¼ cup of orange juice
2 tablespoons cider vinegar
½ cup of sour cream (Check label for allergens)
1 cup of mayonnaise (Check label for allergens)
2 tablespoons basil, minced
Salt and pepper, to taste
2 apples (Granny Smith, Gravenstein or other semi-tart apple), cored, sliced very thin, and cut julienne (Note: Leave skin on).
1 jicama (about 1 pound), peeled, sliced very thin, and cut julienne
2 cups of coarsely shredded carrots
1 cup of raisins
1/4 cup of chopped walnuts or pecans - optional (omit for nut-free)

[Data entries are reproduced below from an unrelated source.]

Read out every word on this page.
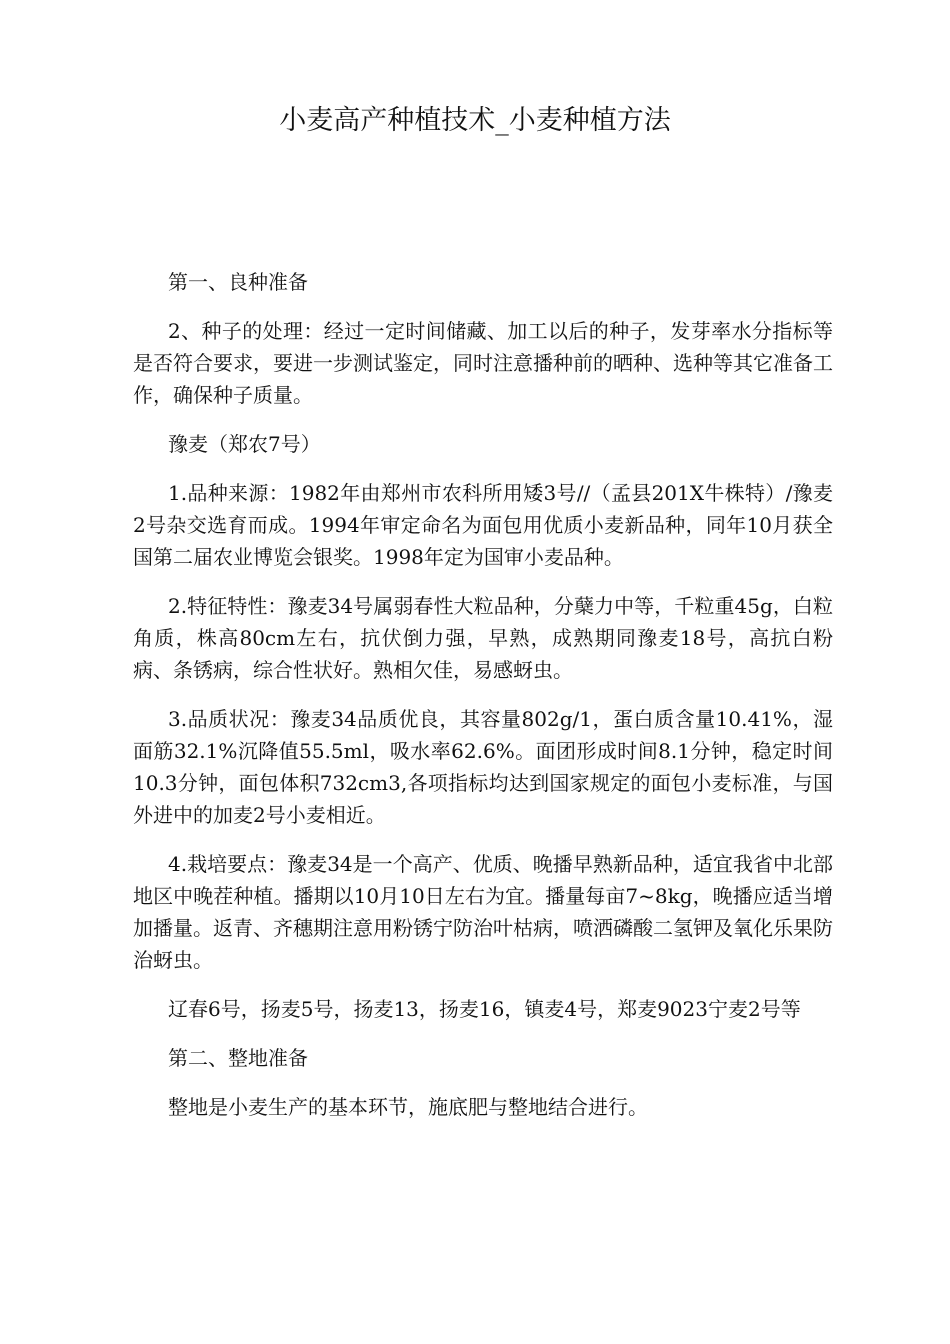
小麦高产种植技术_小麦种植方法

第一、良种准备

2、种子的处理：经过一定时间储藏、加工以后的种子，发芽率水分指标等是否符合要求，要进一步测试鉴定，同时注意播种前的晒种、选种等其它准备工作，确保种子质量。

豫麦（郑农7号）

1.品种来源：1982年由郑州市农科所用矮3号//（孟县201X牛株特）/豫麦2号杂交选育而成。1994年审定命名为面包用优质小麦新品种，同年10月获全国第二届农业博览会银奖。1998年定为国审小麦品种。

2.特征特性：豫麦34号属弱春性大粒品种，分蘖力中等，千粒重45g，白粒角质，株高80cm左右，抗伏倒力强，早熟，成熟期同豫麦18号，高抗白粉病、条锈病，综合性状好。熟相欠佳，易感蚜虫。

3.品质状况：豫麦34品质优良，其容量802g/1，蛋白质含量10.41%，湿面筋32.1%沉降值55.5ml，吸水率62.6%。面团形成时间8.1分钟，稳定时间10.3分钟，面包体积732cm3,各项指标均达到国家规定的面包小麦标准，与国外进中的加麦2号小麦相近。

4.栽培要点：豫麦34是一个高产、优质、晚播早熟新品种，适宜我省中北部地区中晚茬种植。播期以10月10日左右为宜。播量每亩7~8kg，晚播应适当增加播量。返青、齐穗期注意用粉锈宁防治叶枯病，喷洒磷酸二氢钾及氧化乐果防治蚜虫。

辽春6号，扬麦5号，扬麦13，扬麦16，镇麦4号，郑麦9023宁麦2号等

第二、整地准备

整地是小麦生产的基本环节，施底肥与整地结合进行。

One 12-16 ounce bag of shredded cabbage / Cole Slaw blend (or ½ small head of a small green cabbage, finely shredded)*
In a small bowl whisk together the orange juice, vinegar, sour cream and the mayonnaise. Gently fold in the minced basil. Season to taste with the salt and pepper. Cover and refrigerate.
Place the julienned apples and jicama, the carrots, raisins, nuts (optional) and shredded cabbage in a large bowl. Toss together and then toss with the dressing. Refrigerate until ready to serve.
Serves 6-8.
* Note: Additional dressing may be needed depending on the amount of shredded cabbage used.